Une agence matrimoniale de luxe destinée aux homosexuels

« Glamour pour tous »

Ce nom, déclinaison de Mariage pour tous, lui est venu comme une évidence. Depuis 2006, Guerda De Haan, 50 ans, dirige déjà une agence matrimoniale traditionnelle, mais « haut de gamme », depuis un bel hôtel particulier, en limite de Chatou. Avec la loi sur le mariage des personnes du même sexe, en créer une pour gays et lesbiennes ne relève finalement « que d’une diversification » de son activité.

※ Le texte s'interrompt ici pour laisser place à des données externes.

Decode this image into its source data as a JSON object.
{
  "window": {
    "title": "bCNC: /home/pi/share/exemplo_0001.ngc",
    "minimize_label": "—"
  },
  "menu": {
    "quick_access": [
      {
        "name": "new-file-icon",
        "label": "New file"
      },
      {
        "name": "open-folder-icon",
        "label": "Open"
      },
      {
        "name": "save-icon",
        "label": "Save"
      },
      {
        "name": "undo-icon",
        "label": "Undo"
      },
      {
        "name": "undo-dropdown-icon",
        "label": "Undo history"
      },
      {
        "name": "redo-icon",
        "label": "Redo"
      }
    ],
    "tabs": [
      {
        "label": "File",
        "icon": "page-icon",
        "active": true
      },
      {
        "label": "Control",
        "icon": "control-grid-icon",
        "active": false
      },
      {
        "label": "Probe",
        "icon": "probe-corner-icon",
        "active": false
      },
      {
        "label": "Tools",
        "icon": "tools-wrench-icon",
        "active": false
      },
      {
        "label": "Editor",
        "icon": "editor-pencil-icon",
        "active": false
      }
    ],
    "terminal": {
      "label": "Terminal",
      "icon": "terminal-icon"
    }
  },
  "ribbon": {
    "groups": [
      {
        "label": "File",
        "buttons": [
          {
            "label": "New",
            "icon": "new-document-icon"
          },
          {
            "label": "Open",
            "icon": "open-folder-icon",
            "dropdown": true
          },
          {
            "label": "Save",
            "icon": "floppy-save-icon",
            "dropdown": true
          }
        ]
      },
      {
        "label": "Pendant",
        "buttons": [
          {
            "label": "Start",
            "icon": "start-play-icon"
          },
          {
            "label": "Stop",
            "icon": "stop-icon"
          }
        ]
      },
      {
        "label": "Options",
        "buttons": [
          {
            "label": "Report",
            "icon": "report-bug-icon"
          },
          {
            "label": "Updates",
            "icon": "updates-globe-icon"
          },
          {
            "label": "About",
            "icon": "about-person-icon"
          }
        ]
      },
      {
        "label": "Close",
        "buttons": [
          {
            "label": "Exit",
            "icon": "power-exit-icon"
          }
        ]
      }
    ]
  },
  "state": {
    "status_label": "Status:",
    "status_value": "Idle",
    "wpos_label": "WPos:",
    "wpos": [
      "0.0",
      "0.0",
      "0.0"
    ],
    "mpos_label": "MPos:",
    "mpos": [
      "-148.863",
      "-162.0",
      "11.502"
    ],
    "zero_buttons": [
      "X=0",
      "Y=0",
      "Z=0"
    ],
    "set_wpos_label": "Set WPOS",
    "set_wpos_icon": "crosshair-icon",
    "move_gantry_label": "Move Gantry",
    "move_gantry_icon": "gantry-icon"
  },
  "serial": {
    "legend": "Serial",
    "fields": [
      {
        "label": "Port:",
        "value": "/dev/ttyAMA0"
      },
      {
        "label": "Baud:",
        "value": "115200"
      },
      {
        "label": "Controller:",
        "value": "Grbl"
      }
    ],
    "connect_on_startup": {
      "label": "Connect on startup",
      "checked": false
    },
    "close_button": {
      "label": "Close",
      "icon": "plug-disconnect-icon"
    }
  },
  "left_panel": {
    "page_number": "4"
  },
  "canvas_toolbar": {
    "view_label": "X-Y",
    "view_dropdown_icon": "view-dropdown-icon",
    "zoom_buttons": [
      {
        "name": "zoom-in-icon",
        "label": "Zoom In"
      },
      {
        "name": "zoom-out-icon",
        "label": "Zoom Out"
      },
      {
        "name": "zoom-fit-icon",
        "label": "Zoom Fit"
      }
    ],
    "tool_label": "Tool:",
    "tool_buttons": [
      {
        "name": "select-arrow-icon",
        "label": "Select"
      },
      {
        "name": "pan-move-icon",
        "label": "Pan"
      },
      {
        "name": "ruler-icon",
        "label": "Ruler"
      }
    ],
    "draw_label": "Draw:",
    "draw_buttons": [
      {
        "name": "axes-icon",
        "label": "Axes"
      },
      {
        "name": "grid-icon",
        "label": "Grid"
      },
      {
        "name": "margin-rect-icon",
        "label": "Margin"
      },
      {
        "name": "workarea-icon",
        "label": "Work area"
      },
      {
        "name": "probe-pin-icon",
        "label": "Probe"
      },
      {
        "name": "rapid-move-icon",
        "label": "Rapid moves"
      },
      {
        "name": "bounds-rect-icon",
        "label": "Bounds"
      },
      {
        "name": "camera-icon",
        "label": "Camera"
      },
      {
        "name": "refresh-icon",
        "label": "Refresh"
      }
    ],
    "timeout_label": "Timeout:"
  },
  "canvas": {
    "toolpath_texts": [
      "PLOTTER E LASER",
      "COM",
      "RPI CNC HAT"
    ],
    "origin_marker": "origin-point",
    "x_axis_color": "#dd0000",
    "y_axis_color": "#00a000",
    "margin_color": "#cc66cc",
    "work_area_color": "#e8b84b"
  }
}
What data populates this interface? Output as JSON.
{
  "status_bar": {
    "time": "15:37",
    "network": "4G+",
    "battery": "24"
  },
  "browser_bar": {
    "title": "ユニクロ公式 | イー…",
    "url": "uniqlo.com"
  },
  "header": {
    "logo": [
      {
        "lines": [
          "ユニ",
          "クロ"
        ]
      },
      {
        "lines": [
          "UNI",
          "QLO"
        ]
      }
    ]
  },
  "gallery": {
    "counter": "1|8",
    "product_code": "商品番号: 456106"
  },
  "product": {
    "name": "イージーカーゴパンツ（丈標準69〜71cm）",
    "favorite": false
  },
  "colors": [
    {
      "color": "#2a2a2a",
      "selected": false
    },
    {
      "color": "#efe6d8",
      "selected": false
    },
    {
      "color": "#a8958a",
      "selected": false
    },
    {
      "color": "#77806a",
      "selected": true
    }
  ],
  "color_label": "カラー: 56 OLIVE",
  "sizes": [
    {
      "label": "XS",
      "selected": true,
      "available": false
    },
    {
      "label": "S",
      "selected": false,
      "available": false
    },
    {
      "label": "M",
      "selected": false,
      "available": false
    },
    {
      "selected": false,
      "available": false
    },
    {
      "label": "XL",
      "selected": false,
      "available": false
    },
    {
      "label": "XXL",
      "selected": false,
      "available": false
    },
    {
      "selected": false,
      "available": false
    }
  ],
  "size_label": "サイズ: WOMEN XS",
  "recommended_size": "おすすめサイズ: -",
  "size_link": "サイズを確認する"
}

Des séances de « love coaching »« Toujours avec le côté glamour et raffiné », prévient, avec son accent marqué, cette ancienne mannequin et comédienne néerlandaise, installée en France depuis une vingtaine d’années. Ne sont bienvenues que les « personnes ayant un certain niveau socioculturel, une bonne éducation et une vraie volonté de se marier ». Peuvent en revanche s’abstenir « les extrémistes quels qu’ils soient et ceux qui ne recherchent que des histoires de sexe ». L’intermédiaire de luxe, qui n’emploie que le tutoiement — « Cela casse tout de suite les barrières et met les gens plus à l’aise » –, se dit « hyper ouverte d’esprit » et assure qu’elle ne demande « ni feuilles de paie, ni avis d’imposition », mais ses prestations ne sont pas accessibles à toutes les bourses.

Les avantages du luxe

Pour s’inscrire dans ses registres, il faut en effet compter 3 500 EUR pour une année ou 2 900 EUR pour neuf mois. « Ce n’est pas très cher, reprend-elle. Pour ce prix-là, j’assure 73 % de réussite. »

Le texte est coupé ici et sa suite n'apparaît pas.